What has the response been to this strategy?
People said that it sounds good, but no one is going to give you any credit for it until you have something to show for it. We delivered every quarter on what we said we would do — and not just revenue. We (nearly) doubled the number of clinical trials in this time frame. That’s huge. Most are phase 3 programs, so that’s an even heavier lift and people are recognizing that there is a real oncology portfolio here that can make a difference.
2023 is our coming out. We’re at a point where we built what we needed to build and now we need to execute.
What have been some of the unexpected challenges to executing on these changes?
The cultural one. It’s a lot of change when you’re transforming. We have just over 15,000 employees — and (there’s been) incredible growth with Gilead quickly, so some people had to understand why. That’s like any change management (and) is a big part of it — to understand the why and why we needed to do it to survive.
—Data compiled from Gilead’s 2023 JPM presentation
What key milestones do you have coming up?
We just got an approval before the holidays for Sunlenca in HIV. It’s for a very small indication — just 1-2% of HIV patients will need it. But it’s a new class of HIV drugs. These are patients that have been heavily treated. Resistance has started and then, if you don’t do anything, it’s going to turn from HIV to AIDS.
I was in an HIV clinic a few months ago and a doc was telling me about a patient, and then a nurse came out and hugged me and said that this patient was dying and maybe had three months to live — and because of this drug he is now doing better and hasn’t been like this in years.
But what’s also really interesting is that it’s the first stepping stone to where we can go with Sunlenca. We’re still working on an HIV cure at Gilead. We have a couple of phase 3 trials for the prevention of HIV in high-risk populations, and that would be as a monotherapy. We believe that with Sunlenca every six months, we could end HIV. That would change the world.
We have the first approval for Sunlenca and the proof of concept. Now it’s about more clinical trials and we expect readouts in late 2025.

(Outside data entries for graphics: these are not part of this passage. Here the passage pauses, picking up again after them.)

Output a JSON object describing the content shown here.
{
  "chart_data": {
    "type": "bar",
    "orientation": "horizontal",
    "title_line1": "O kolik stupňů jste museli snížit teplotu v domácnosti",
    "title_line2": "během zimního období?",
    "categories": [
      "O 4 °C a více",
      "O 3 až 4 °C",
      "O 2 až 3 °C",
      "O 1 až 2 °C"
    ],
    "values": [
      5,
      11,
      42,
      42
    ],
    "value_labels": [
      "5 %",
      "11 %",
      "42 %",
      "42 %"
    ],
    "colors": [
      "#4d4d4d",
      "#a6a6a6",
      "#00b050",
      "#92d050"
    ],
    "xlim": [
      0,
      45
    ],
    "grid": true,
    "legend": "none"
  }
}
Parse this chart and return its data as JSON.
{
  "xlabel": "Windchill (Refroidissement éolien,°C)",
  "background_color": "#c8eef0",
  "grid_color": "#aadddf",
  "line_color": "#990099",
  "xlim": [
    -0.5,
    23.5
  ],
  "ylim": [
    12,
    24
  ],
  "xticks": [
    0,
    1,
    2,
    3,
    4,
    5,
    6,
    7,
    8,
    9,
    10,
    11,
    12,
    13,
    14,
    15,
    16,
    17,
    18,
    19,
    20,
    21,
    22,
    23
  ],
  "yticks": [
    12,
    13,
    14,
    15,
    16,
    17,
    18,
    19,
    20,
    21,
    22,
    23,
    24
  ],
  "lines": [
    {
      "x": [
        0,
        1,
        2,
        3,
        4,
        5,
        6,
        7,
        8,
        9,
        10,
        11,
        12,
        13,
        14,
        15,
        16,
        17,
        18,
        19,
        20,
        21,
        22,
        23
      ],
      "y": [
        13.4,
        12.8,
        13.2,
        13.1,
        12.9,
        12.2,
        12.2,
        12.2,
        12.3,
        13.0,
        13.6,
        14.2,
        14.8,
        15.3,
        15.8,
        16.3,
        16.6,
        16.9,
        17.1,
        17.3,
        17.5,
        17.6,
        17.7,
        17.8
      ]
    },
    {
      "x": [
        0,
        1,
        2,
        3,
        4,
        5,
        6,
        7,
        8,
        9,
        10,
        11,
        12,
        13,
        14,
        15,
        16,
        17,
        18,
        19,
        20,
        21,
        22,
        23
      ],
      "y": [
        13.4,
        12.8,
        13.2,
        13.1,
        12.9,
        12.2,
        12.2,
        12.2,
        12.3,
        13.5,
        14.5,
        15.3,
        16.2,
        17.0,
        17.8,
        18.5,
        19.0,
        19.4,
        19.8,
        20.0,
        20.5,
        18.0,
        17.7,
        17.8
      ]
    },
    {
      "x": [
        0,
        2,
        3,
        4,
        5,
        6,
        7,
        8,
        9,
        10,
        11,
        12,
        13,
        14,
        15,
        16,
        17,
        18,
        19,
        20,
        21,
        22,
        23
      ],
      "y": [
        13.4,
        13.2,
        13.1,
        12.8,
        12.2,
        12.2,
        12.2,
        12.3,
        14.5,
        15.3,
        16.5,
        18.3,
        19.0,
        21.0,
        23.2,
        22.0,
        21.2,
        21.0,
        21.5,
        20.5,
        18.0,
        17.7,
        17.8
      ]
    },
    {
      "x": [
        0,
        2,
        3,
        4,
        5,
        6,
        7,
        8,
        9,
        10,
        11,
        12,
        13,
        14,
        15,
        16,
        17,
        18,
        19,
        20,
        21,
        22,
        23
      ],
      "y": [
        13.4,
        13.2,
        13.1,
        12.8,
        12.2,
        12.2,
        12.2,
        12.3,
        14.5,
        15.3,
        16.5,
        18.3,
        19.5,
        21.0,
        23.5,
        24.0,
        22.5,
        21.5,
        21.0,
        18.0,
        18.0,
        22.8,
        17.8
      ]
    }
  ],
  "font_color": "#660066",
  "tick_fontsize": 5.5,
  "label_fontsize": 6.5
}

We have also presented data on (pretreated HR+/HER2- metastatic breast cancer) for Trodelvy and that was submitted to the FDA. The PDUFA date (for a supplemental BLA license) is in February — so that could be a launch (in a new indication). And there is a real opportunity to broaden awareness across the board with patients and doctors who don’t have experience (with Trodelvy) in breast cancer where we are well established and have field forces ready to go. We are excited to bring more hope to these women in late-stage cancer.
So there’s a lot happening in 2023 and from a readout standpoint, we’ll be sharing in our next earnings call (Feb. 2) what’s coming.